There had been an occurrence prior to this—Stone Number Three--when I felt a sharp pain not only as it exited the kidney and started down the urethra, but also the pain within the kidney remained. I panicked at this, visiting an ER in Phoenix (also early in the morning), thinking there could be two stones. I was later told that it was damage to the interior of the kidney that was the cause of that pain…I passed that stone during a bathroom visit while being administered to by the triage nurse. See, there are two schools of thought…one, wait out the passing of the stone; two, drink copious amounts of water and force the stone out, which is much quicker but also much more painful. I had drunk a couple of gallons of water, and could not urinate…so the urge to pee usually means the stone is on its way out.
This is what I thought had happened that Sunday night…that the stone had passed and it was just small damage to the kidney that was the cause of the pain. But meantime I was running a fever and felt out of it…taking the pain pills caused my temperature to rise at least another 3-5 degrees, and I would begin to sweat profusely.
I won’t at this time go into more detail…about the ER that examined me a day or so later, did NOT xray me or use any kind of scan, and abruptly declared, “we know you probably have an infection, but we don’t know where it is or how to treat it, so here’s some pain medication…go home and call your doctor.” Or about the nitwit receptionist who was filling in at my doctor’s office and who kept asking me the most idiotic questions about things over and over, often asking the same questions hours after I had already given her my answers.
Let’s just say that I found myself in another ER several days later, after several hours facing a doctor who told me they were going to have to admit me, as my white blood cell count was “over 20,000” (the normal count is between 4500-10,000); I had a fever, marking an infection; my kidney was torn up inside by several stones, one of which had lodged in the urethra and caused my kidney to essentially burst and rupture, flooding the interior of my abdomen with urine.
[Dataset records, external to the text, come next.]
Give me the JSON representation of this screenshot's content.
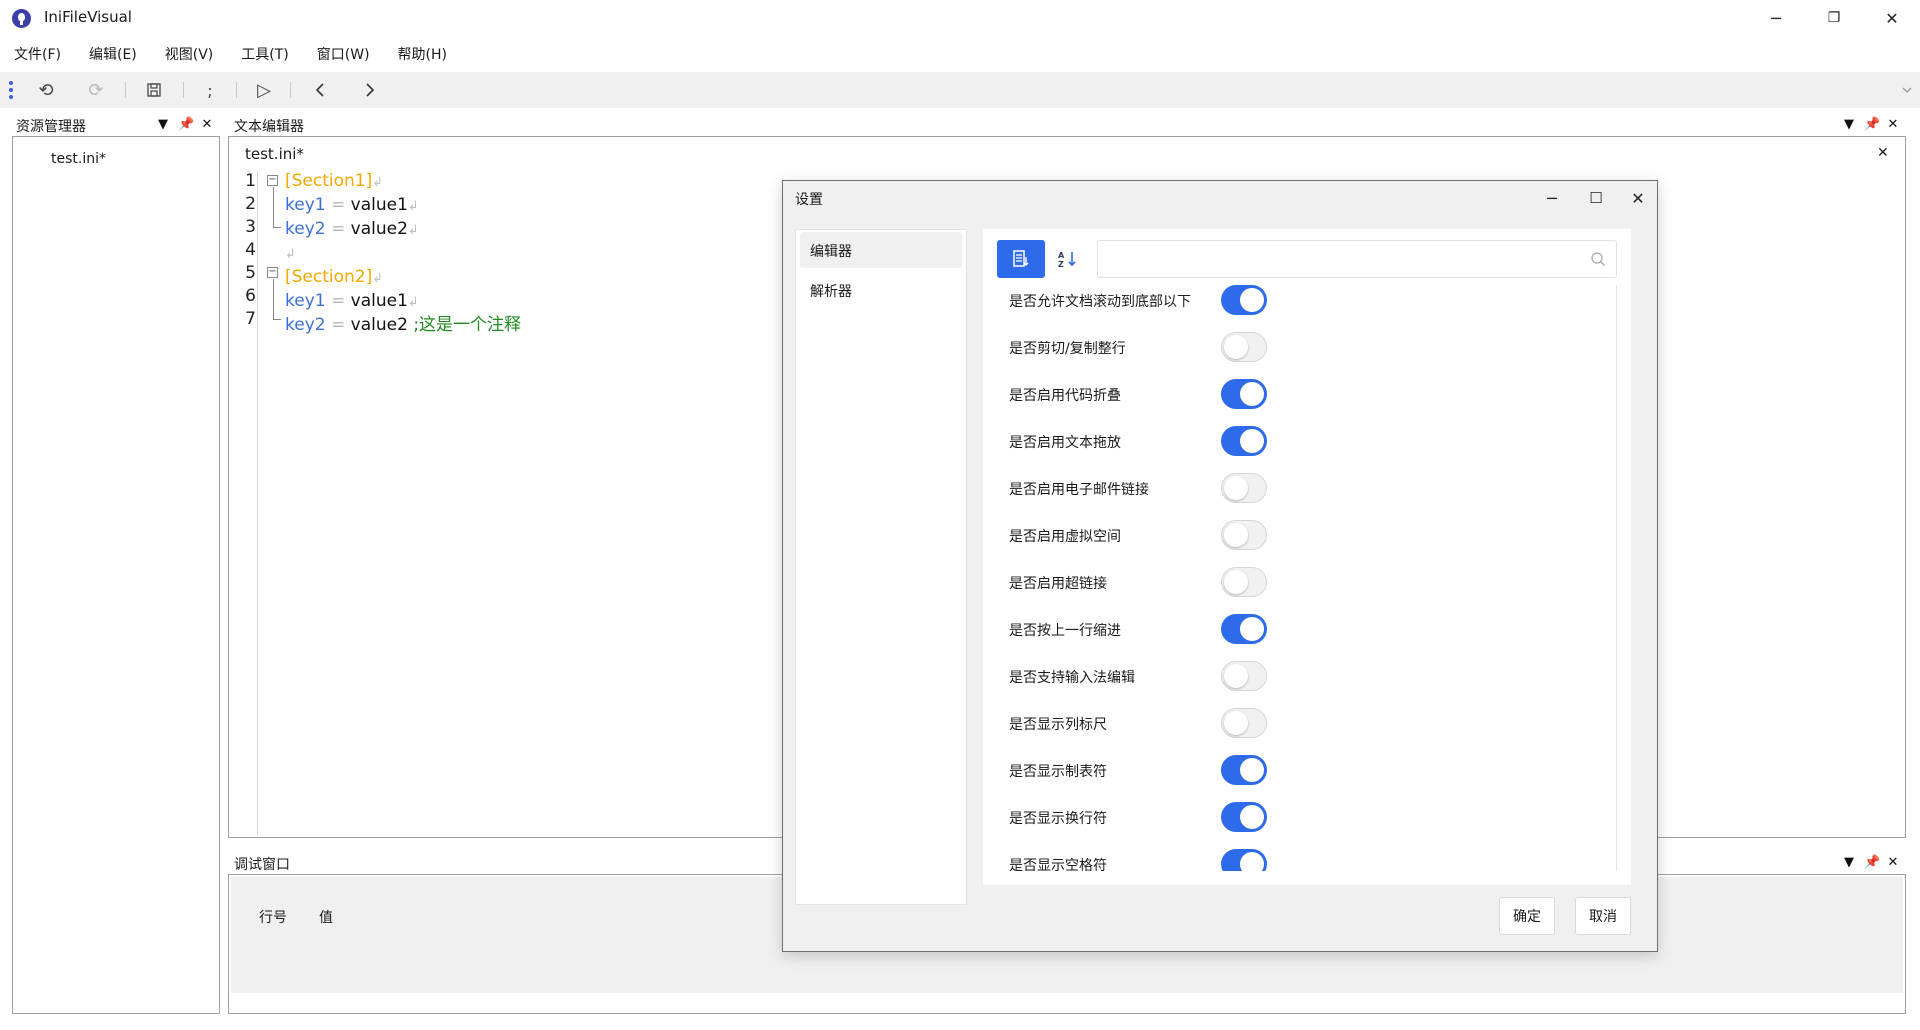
{
  "app": {
    "title": "IniFileVisual"
  },
  "window_controls": {
    "minimize": "─",
    "restore": "❐",
    "close": "✕"
  },
  "menu": [
    {
      "label": "文件(F)"
    },
    {
      "label": "编辑(E)"
    },
    {
      "label": "视图(V)"
    },
    {
      "label": "工具(T)"
    },
    {
      "label": "窗口(W)"
    },
    {
      "label": "帮助(H)"
    }
  ],
  "toolbar": {
    "items": [
      {
        "icon": "undo-icon",
        "glyph": "⟲",
        "enabled": true
      },
      {
        "icon": "redo-icon",
        "glyph": "⟳",
        "enabled": false
      },
      {
        "icon": "save-icon",
        "glyph": "🖫",
        "enabled": true
      },
      {
        "icon": "comment-icon",
        "glyph": ";",
        "enabled": true
      },
      {
        "icon": "run-icon",
        "glyph": "▷",
        "enabled": true
      },
      {
        "icon": "back-icon",
        "glyph": "〈",
        "enabled": true
      },
      {
        "icon": "forward-icon",
        "glyph": "〉",
        "enabled": true
      }
    ]
  },
  "explorer": {
    "title": "资源管理器",
    "files": [
      "test.ini*"
    ]
  },
  "editor": {
    "title": "文本编辑器",
    "tab": "test.ini*",
    "line_numbers": [
      "1",
      "2",
      "3",
      "4",
      "5",
      "6",
      "7"
    ],
    "lines": [
      {
        "section": "[Section1]"
      },
      {
        "key": "key1",
        "eq": "=",
        "value": "value1"
      },
      {
        "key": "key2",
        "eq": "=",
        "value": "value2"
      },
      {
        "empty": true
      },
      {
        "section": "[Section2]"
      },
      {
        "key": "key1",
        "eq": "=",
        "value": "value1"
      },
      {
        "key": "key2",
        "eq": "=",
        "value": "value2",
        "comment": ";这是一个注释"
      }
    ],
    "eol_glyph": "↲"
  },
  "debug": {
    "title": "调试窗口",
    "columns": [
      "行号",
      "值"
    ]
  },
  "dialog": {
    "title": "设置",
    "nav": [
      {
        "label": "编辑器",
        "active": true
      },
      {
        "label": "解析器",
        "active": false
      }
    ],
    "search_placeholder": "",
    "settings": [
      {
        "label": "是否允许文档滚动到底部以下",
        "on": true
      },
      {
        "label": "是否剪切/复制整行",
        "on": false
      },
      {
        "label": "是否启用代码折叠",
        "on": true
      },
      {
        "label": "是否启用文本拖放",
        "on": true
      },
      {
        "label": "是否启用电子邮件链接",
        "on": false
      },
      {
        "label": "是否启用虚拟空间",
        "on": false
      },
      {
        "label": "是否启用超链接",
        "on": false
      },
      {
        "label": "是否按上一行缩进",
        "on": true
      },
      {
        "label": "是否支持输入法编辑",
        "on": false
      },
      {
        "label": "是否显示列标尺",
        "on": false
      },
      {
        "label": "是否显示制表符",
        "on": true
      },
      {
        "label": "是否显示换行符",
        "on": true
      },
      {
        "label": "是否显示空格符",
        "on": true
      }
    ],
    "ok_label": "确定",
    "cancel_label": "取消",
    "accent_color": "#2d6bea"
  }
}
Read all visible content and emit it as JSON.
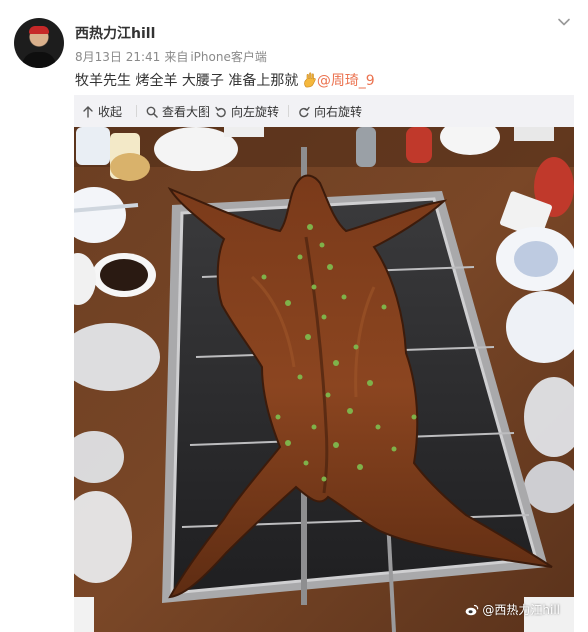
{
  "post": {
    "username": "西热力江hill",
    "date": "8月13日 21:41",
    "source_prefix": "来自",
    "source": "iPhone客户端",
    "text": "牧羊先生 烤全羊 大腰子 准备上那就 ",
    "mention": "@周琦_9"
  },
  "toolbar": {
    "collapse_label": "收起",
    "view_large_label": "查看大图",
    "rotate_left_label": "向左旋转",
    "rotate_right_label": "向右旋转"
  },
  "image": {
    "watermark": "@西热力江hill"
  },
  "colors": {
    "accent": "#eb7350",
    "meta_text": "#8a8a8a",
    "panel_bg": "#f2f2f5"
  }
}
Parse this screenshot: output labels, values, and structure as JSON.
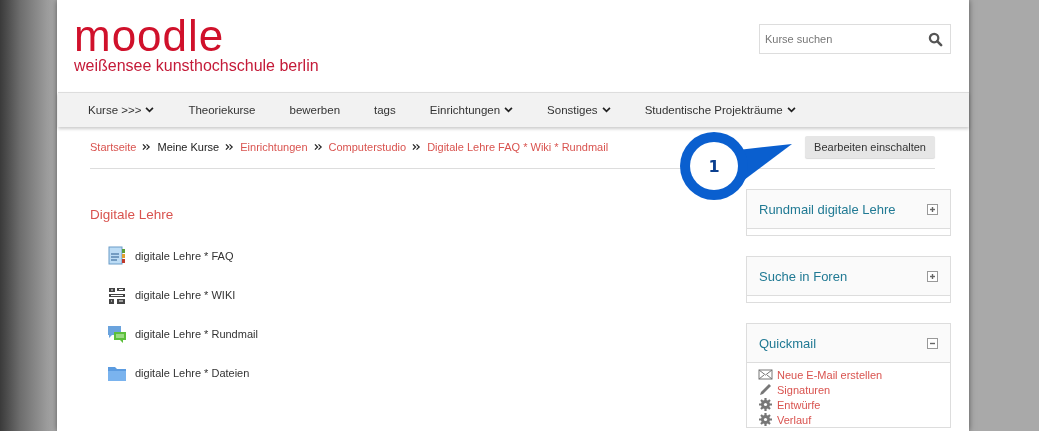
{
  "header": {
    "logo": "moodle",
    "subtitle": "weißensee kunsthochschule berlin",
    "search": {
      "placeholder": "Kurse suchen"
    }
  },
  "nav": [
    {
      "label": "Kurse >>>",
      "dropdown": true
    },
    {
      "label": "Theoriekurse",
      "dropdown": false
    },
    {
      "label": "bewerben",
      "dropdown": false
    },
    {
      "label": "tags",
      "dropdown": false
    },
    {
      "label": "Einrichtungen",
      "dropdown": true
    },
    {
      "label": "Sonstiges",
      "dropdown": true
    },
    {
      "label": "Studentische Projekträume",
      "dropdown": true
    }
  ],
  "breadcrumb": [
    {
      "label": "Startseite",
      "link": true
    },
    {
      "label": "Meine Kurse",
      "link": false
    },
    {
      "label": "Einrichtungen",
      "link": true
    },
    {
      "label": "Computerstudio",
      "link": true
    },
    {
      "label": "Digitale Lehre FAQ * Wiki * Rundmail",
      "link": true
    }
  ],
  "edit_button": "Bearbeiten einschalten",
  "callout": "1",
  "section": {
    "title": "Digitale Lehre",
    "activities": [
      {
        "kind": "glossary",
        "label": "digitale Lehre * FAQ"
      },
      {
        "kind": "wiki",
        "label": "digitale Lehre * WIKI"
      },
      {
        "kind": "forum",
        "label": "digitale Lehre * Rundmail"
      },
      {
        "kind": "folder",
        "label": "digitale Lehre * Dateien"
      }
    ]
  },
  "blocks": [
    {
      "title": "Rundmail digitale Lehre",
      "expanded": false
    },
    {
      "title": "Suche in Foren",
      "expanded": false
    },
    {
      "title": "Quickmail",
      "expanded": true,
      "items": [
        {
          "kind": "mail",
          "label": "Neue E-Mail erstellen"
        },
        {
          "kind": "pencil",
          "label": "Signaturen"
        },
        {
          "kind": "gear",
          "label": "Entwürfe"
        },
        {
          "kind": "gear",
          "label": "Verlauf"
        }
      ]
    }
  ]
}
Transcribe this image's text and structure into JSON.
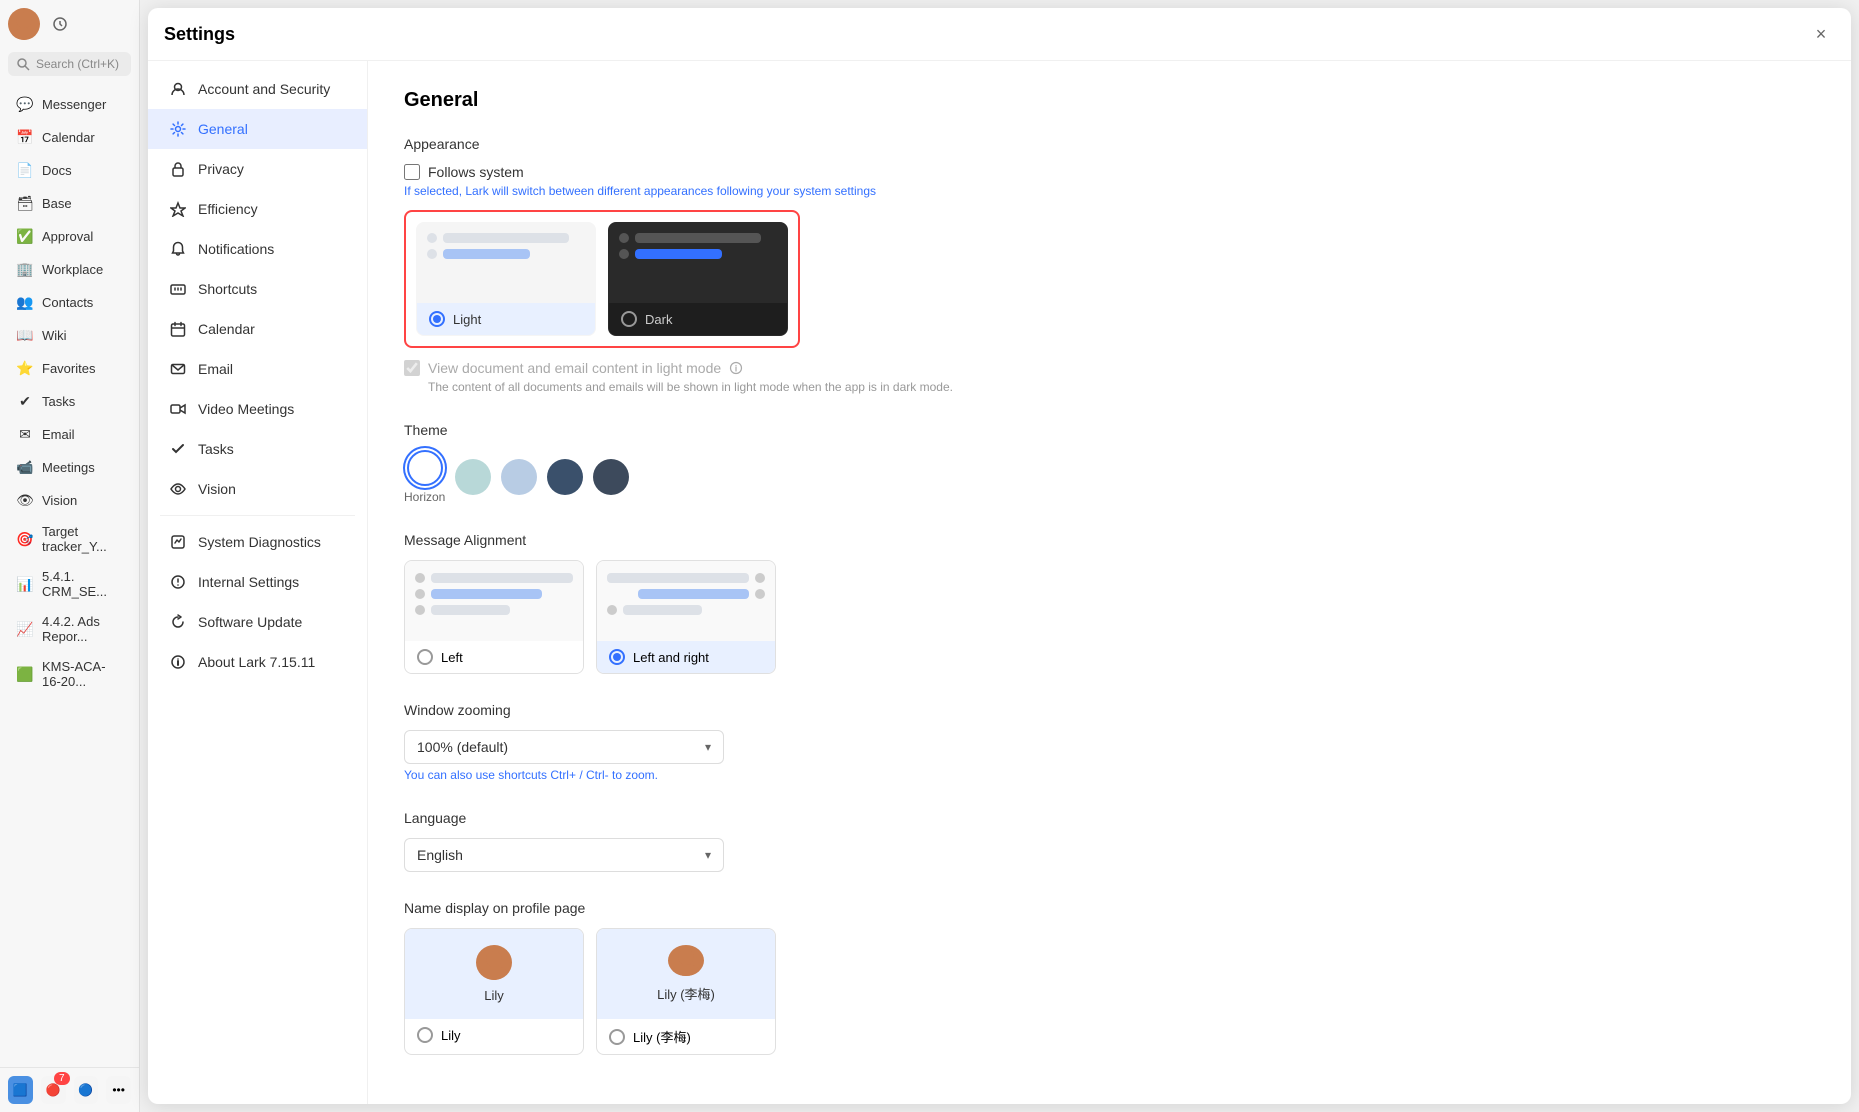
{
  "app": {
    "title": "Settings",
    "close_label": "×"
  },
  "sidebar": {
    "search_placeholder": "Search (Ctrl+K)",
    "nav_items": [
      {
        "id": "messenger",
        "label": "Messenger",
        "icon": "💬"
      },
      {
        "id": "calendar",
        "label": "Calendar",
        "icon": "📅"
      },
      {
        "id": "docs",
        "label": "Docs",
        "icon": "📄"
      },
      {
        "id": "base",
        "label": "Base",
        "icon": "🗃"
      },
      {
        "id": "approval",
        "label": "Approval",
        "icon": "✅"
      },
      {
        "id": "workplace",
        "label": "Workplace",
        "icon": "🏢"
      },
      {
        "id": "contacts",
        "label": "Contacts",
        "icon": "👥"
      },
      {
        "id": "wiki",
        "label": "Wiki",
        "icon": "📖"
      },
      {
        "id": "favorites",
        "label": "Favorites",
        "icon": "⭐"
      },
      {
        "id": "tasks",
        "label": "Tasks",
        "icon": "✔"
      },
      {
        "id": "email",
        "label": "Email",
        "icon": "✉"
      },
      {
        "id": "meetings",
        "label": "Meetings",
        "icon": "📹"
      },
      {
        "id": "vision",
        "label": "Vision",
        "icon": "👁"
      },
      {
        "id": "target",
        "label": "Target tracker_Y...",
        "icon": "🎯"
      },
      {
        "id": "crm",
        "label": "5.4.1. CRM_SE...",
        "icon": "📊"
      },
      {
        "id": "ads",
        "label": "4.4.2. Ads Repor...",
        "icon": "📈"
      },
      {
        "id": "kms",
        "label": "KMS-ACA-16-20...",
        "icon": "🟩"
      }
    ],
    "bottom_icons": [
      "🟦",
      "🔴",
      "🔵",
      "⚫"
    ]
  },
  "settings_nav": {
    "items": [
      {
        "id": "account",
        "label": "Account and Security",
        "icon": "person",
        "active": false
      },
      {
        "id": "general",
        "label": "General",
        "icon": "gear",
        "active": true
      },
      {
        "id": "privacy",
        "label": "Privacy",
        "icon": "lock",
        "active": false
      },
      {
        "id": "efficiency",
        "label": "Efficiency",
        "icon": "lightning",
        "active": false
      },
      {
        "id": "notifications",
        "label": "Notifications",
        "icon": "bell",
        "active": false
      },
      {
        "id": "shortcuts",
        "label": "Shortcuts",
        "icon": "keyboard",
        "active": false
      },
      {
        "id": "calendar",
        "label": "Calendar",
        "icon": "calendar",
        "active": false
      },
      {
        "id": "email",
        "label": "Email",
        "icon": "email",
        "active": false
      },
      {
        "id": "video",
        "label": "Video Meetings",
        "icon": "video",
        "active": false
      },
      {
        "id": "tasks",
        "label": "Tasks",
        "icon": "tasks",
        "active": false
      },
      {
        "id": "vision",
        "label": "Vision",
        "icon": "vision",
        "active": false
      },
      {
        "id": "diagnostics",
        "label": "System Diagnostics",
        "icon": "diagnostics",
        "active": false
      },
      {
        "id": "internal",
        "label": "Internal Settings",
        "icon": "internal",
        "active": false
      },
      {
        "id": "update",
        "label": "Software Update",
        "icon": "update",
        "active": false
      },
      {
        "id": "about",
        "label": "About Lark 7.15.11",
        "icon": "info",
        "active": false
      }
    ]
  },
  "general": {
    "title": "General",
    "appearance": {
      "label": "Appearance",
      "follows_system_label": "Follows system",
      "follows_system_hint": "If selected, Lark will switch between different appearances following your system settings",
      "light_label": "Light",
      "dark_label": "Dark",
      "view_doc_label": "View document and email content in light mode",
      "view_doc_hint": "The content of all documents and emails will be shown in light mode when the app is in dark mode."
    },
    "theme": {
      "label": "Theme",
      "colors": [
        "#ffffff",
        "#b8d8d8",
        "#b8cce4",
        "#3a506b",
        "#3d4a5c"
      ],
      "selected_index": 0,
      "labels": [
        "Horizon",
        "",
        "",
        "",
        ""
      ]
    },
    "message_alignment": {
      "label": "Message Alignment",
      "left_label": "Left",
      "left_right_label": "Left and right",
      "selected": "left_right"
    },
    "window_zooming": {
      "label": "Window zooming",
      "value": "100% (default)",
      "hint": "You can also use shortcuts Ctrl+ / Ctrl- to zoom."
    },
    "language": {
      "label": "Language",
      "value": "English"
    },
    "name_display": {
      "label": "Name display on profile page",
      "option1": "Lily",
      "option2": "Lily (李梅)"
    }
  }
}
That was the source of the awful pain…and had the previous ER that had sent me home made an xray or any kind of scan, they would have seen that too.
I got an injection loaded with painkillers…within an hour I was again overheated by it. My hospital gown, the sheet on the bed, my hair, etc. was soaked with sweat. Later that night I tried to sleep…I saw stuff. I mean, STUFF. I can’t talk about most of it…don’t want people to think I’m nuts. It could’ve been the result of all that was wrong with me, causing me to hallucinate. That’s not what I think, though. I was SUPPOSED to see the stuff…but not necessarily to understand it…at least, right now.
They put a stent inside me…a hollow tube inside my kidney and down through my urethra. This was to promote healing and to help catch the other stones. And gradually I recovered.
So here we are today. The stent will be removed soon. I’m not sure why or how this all happened or how to prevent it again. I will be back at work in a few days, and I suppose all will be back to normal. Or as normal as things can be after you’ve knocked on the door to the Afterlife and have been welcomed inside…if only for a little while.